En colère contre les coupures budgétaires et l’augmentation de leur charge de travail imposées par le gouvernement Couillard, les enseignants du cégep André-Laurendeau ont démontré leur mécontentement, pancartes à la main, en distribuant des tracts aux milliers d’étudiants qui procédaient à la rentrée officielle du lundi 24 août.

Dès 7h30, une trentaine d’entre eux ont dressé une haie d’honneur devant les portes du collège, mais sans nuire aux opérations d’inscriptions et de distribution des horaires.

La menace d’une grève générale pointe à l’horizon, selon la présidente du Syndicat de l’enseignement du cégep André-Laurendeau, Yolande Pieyns.

«Pour l’instant, on ne perturbe rien au niveau des étudiants. C’est de l’information et ensuite, ce sera le côté administratif qui va ralentir car nous ne remplirons que les tâches habituelles, sans plus».

Les 325 enseignants du cégep André-Laurendeau sont associés à la Fédération nationale des enseignantes et enseignants du Québec (FNEEQ), qui tiendra un rassemblement les 3 et 4 septembre.

«On décidera des moyens de pression et on reviendra avec consultation pour un mandat de grève en assemblée générale le 21 septembre, si les choses ne s’arrangent pas», explique Yolande Pieyns.

Charge de travail inacceptable?
Le tract distribué aux étudiants est intitulé «Profs en négo et en colère», parle des mesures imposées aux enseignants.

Pour les enseignants, les nouvelles mesures veulent dire plus d’étudiants par classe, plus d’heures d’enseignement, plus de cours différents à préparer et plus de tâches administratives à faire.

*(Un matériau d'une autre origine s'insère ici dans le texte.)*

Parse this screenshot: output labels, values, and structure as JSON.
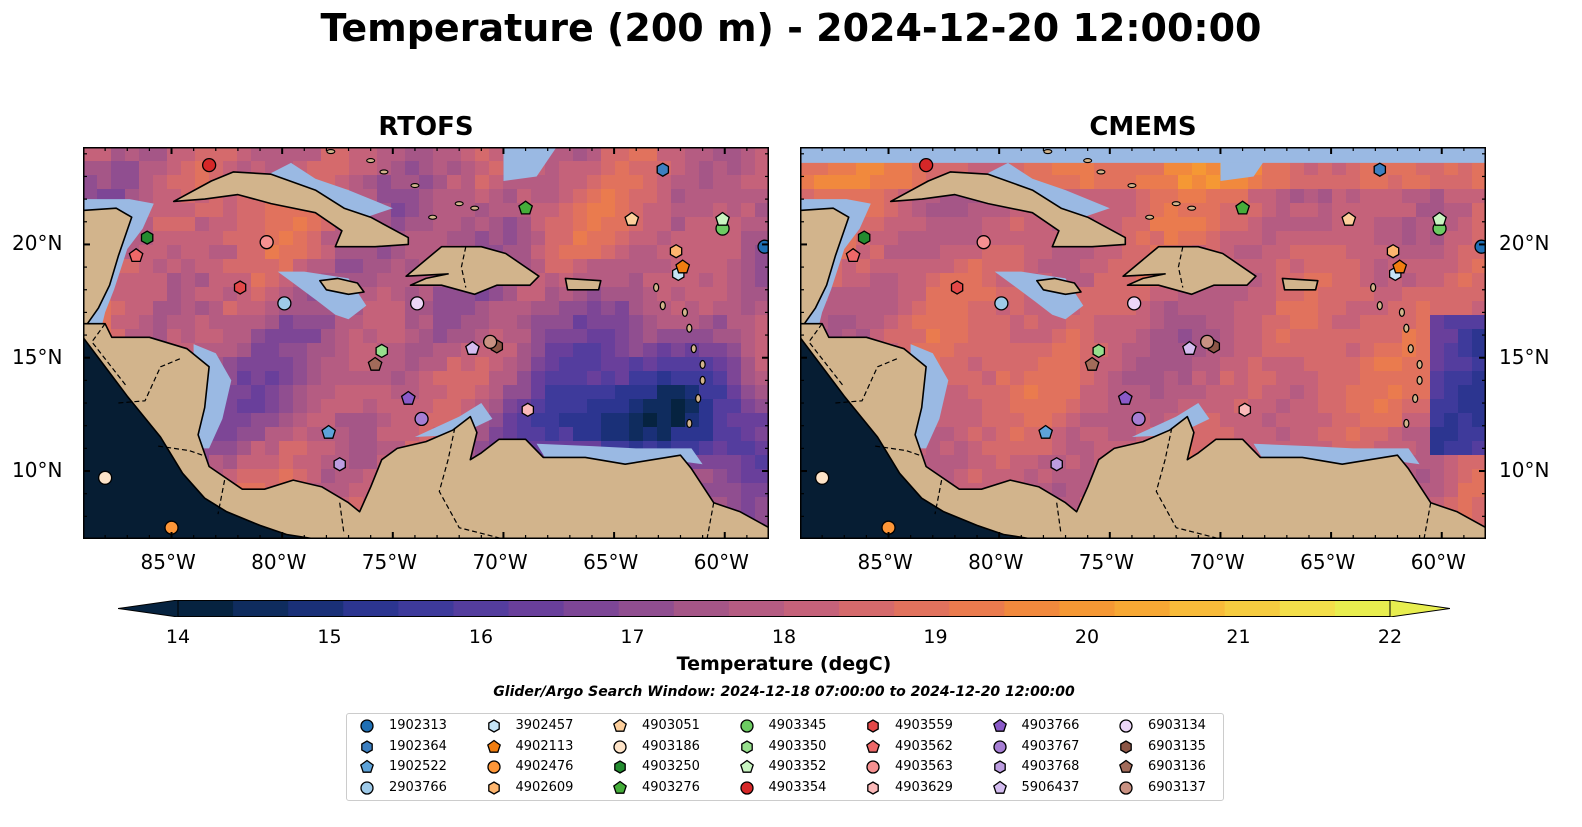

«C’est clair qu’elles auront des conséquences sur nos étudiants. On a plus d’étudiants en difficultés et il n’y a rien pour les soutenir. Il y aura moins de disponibilité pour les étudiants, moins de services personnalisés et moins d’attention aux élèves en difficulté», précise la présidente Yolande Pieyns.

Pour sa part, le directeur du cégep, Claude Roy, soutient que «les professeurs doivent être valorisés et faire valoir leurs droits. Nos cours ne sont pas perturbés et on verra ce qui se passera avec les grandes centrales syndicales et le gouvernement».

Claude Roy affirme que les relations syndicales-patronales sont très bonnes au cégep qu’il dirige. «Pour le bénéfice de nos étudiants, je demande au gouvernement de régler ça le plus vite possible et de façon sereine, dans le respect des gens».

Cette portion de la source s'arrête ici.